Sometimes, an authoritarian’s tightening grip on power is a far subtler affair – couched in the benign language of constitutional reform, perhaps, or conveyed as a mundane technical adjustment in the powers of certain governmental institutions. It can even take place in the guise of a seemingly free election.
Russian President Vladimir Putin – whose pluckedfrom-obscurity choice for prime minister won overwhelming parliamentary approval Thursday, to the surprise of virtually no one – is operating from an autocrat’s playbook that is old and new, analysts say. Elsewhere in the world, he has plenty of company.
“Dictators don’t voluntarily step away from power without some way to defend themselves and their assets,” said Marc Behrendt, the director of Europe and Eurasia programs at Freedom House, a Washington-based nonprofit group that promotes democracy and human rights.
That can mean a carefully calibrated campaign, sometimes taking place over many years, as authoritarian leaders work to make sure that not only they, but also cronies who prop up their governments, will be protected in the long term. Thus, personal power and personal financial gain can become inextricably entwined.
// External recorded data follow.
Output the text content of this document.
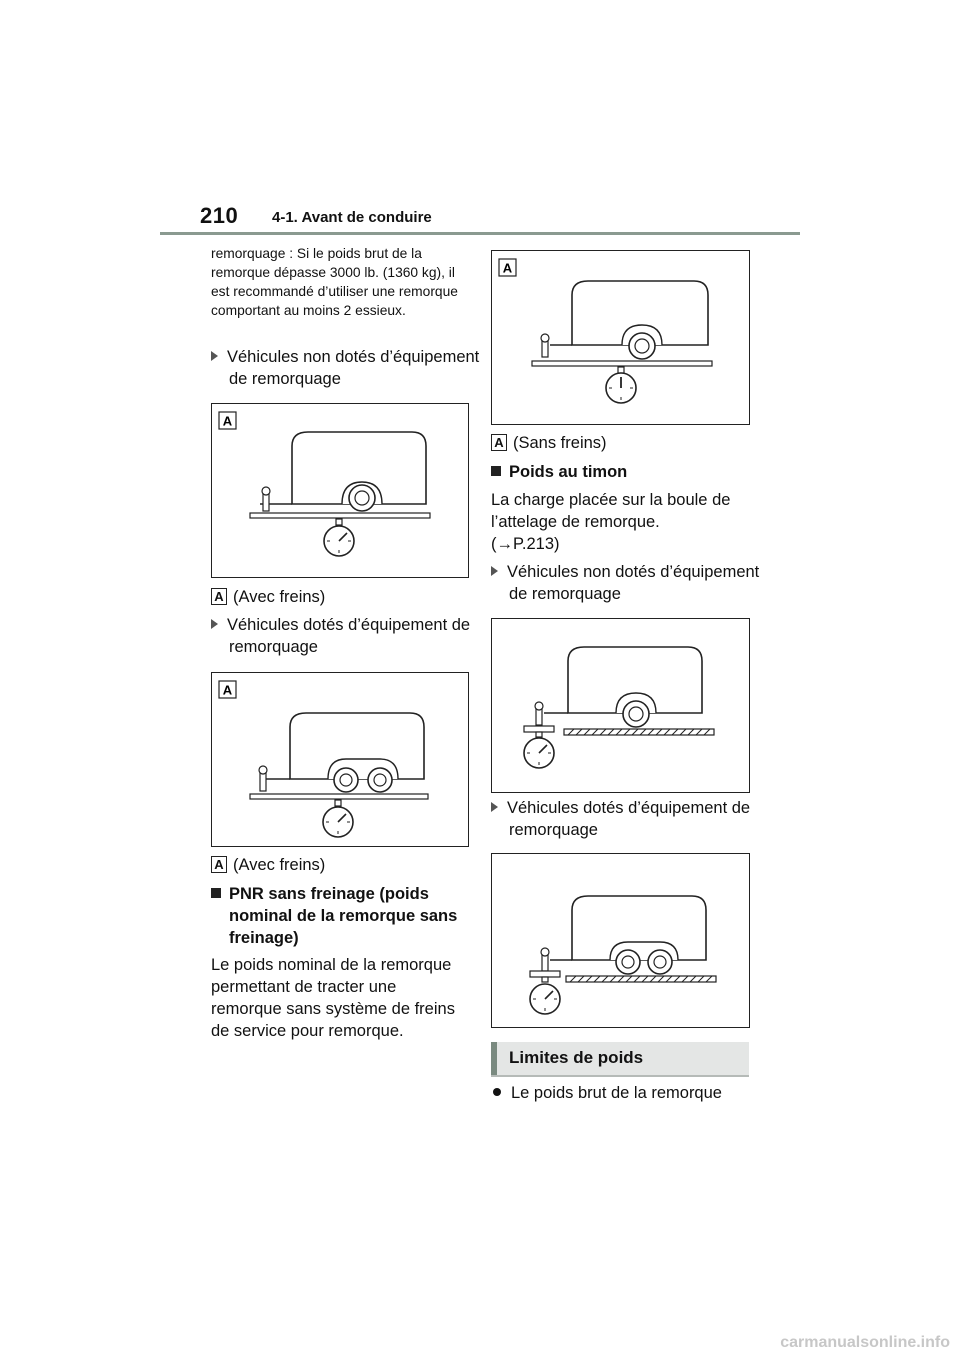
210 4-1. Avant de conduire
remorquage : Si le poids brut de la remorque dépasse 3000 lb. (1360 kg), il est recommandé d’utiliser une remorque comportant au moins 2 essieux.
Véhicules non dotés d’équipement de remorquage
A
A (Avec freins)
Véhicules dotés d’équipement de remorquage
A
A (Avec freins)
PNR sans freinage (poids nominal de la remorque sans freinage)
Le poids nominal de la remorque permettant de tracter une remorque sans système de freins de service pour remorque.
A
A (Sans freins)
Poids au timon
La charge placée sur la boule de l’attelage de remorque.
(→P.213)
Véhicules non dotés d’équipement de remorquage
Véhicules dotés d’équipement de remorquage
Limites de poids
Le poids brut de la remorque
carmanualsonline.info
Scholars of democracy, particularly of its global erosion in recent years, say that in countries such as Prime Minister Viktor Orban’s Hungary or President Recep Tayyip Erdogan’s Turkey, a leader will often make calculated use of structures that are meant to strengthen the rule of law, employing them to weaken it instead.
That can involve methods such as undermining the independence of the judiciary, as activists have documented in Poland, a member of the European Union.
Or independent institutions such as a formerly free press can be co-opted, as in Hungary, also an EU member, through the buying up of news outlets by business titans friendly to the government.
Frequently, the most convenient vehicle for pushing through change that works to a leader’s advantage is the constitution, generally a country’s revered founding document or one adopted after momentous social change. For an authoritarian head of state or government, being able to characterize as constitutional even profoundly undemocratic actions – such as jailing political opponents in the name of national security – provides a veneer of legitimacy, analysts say.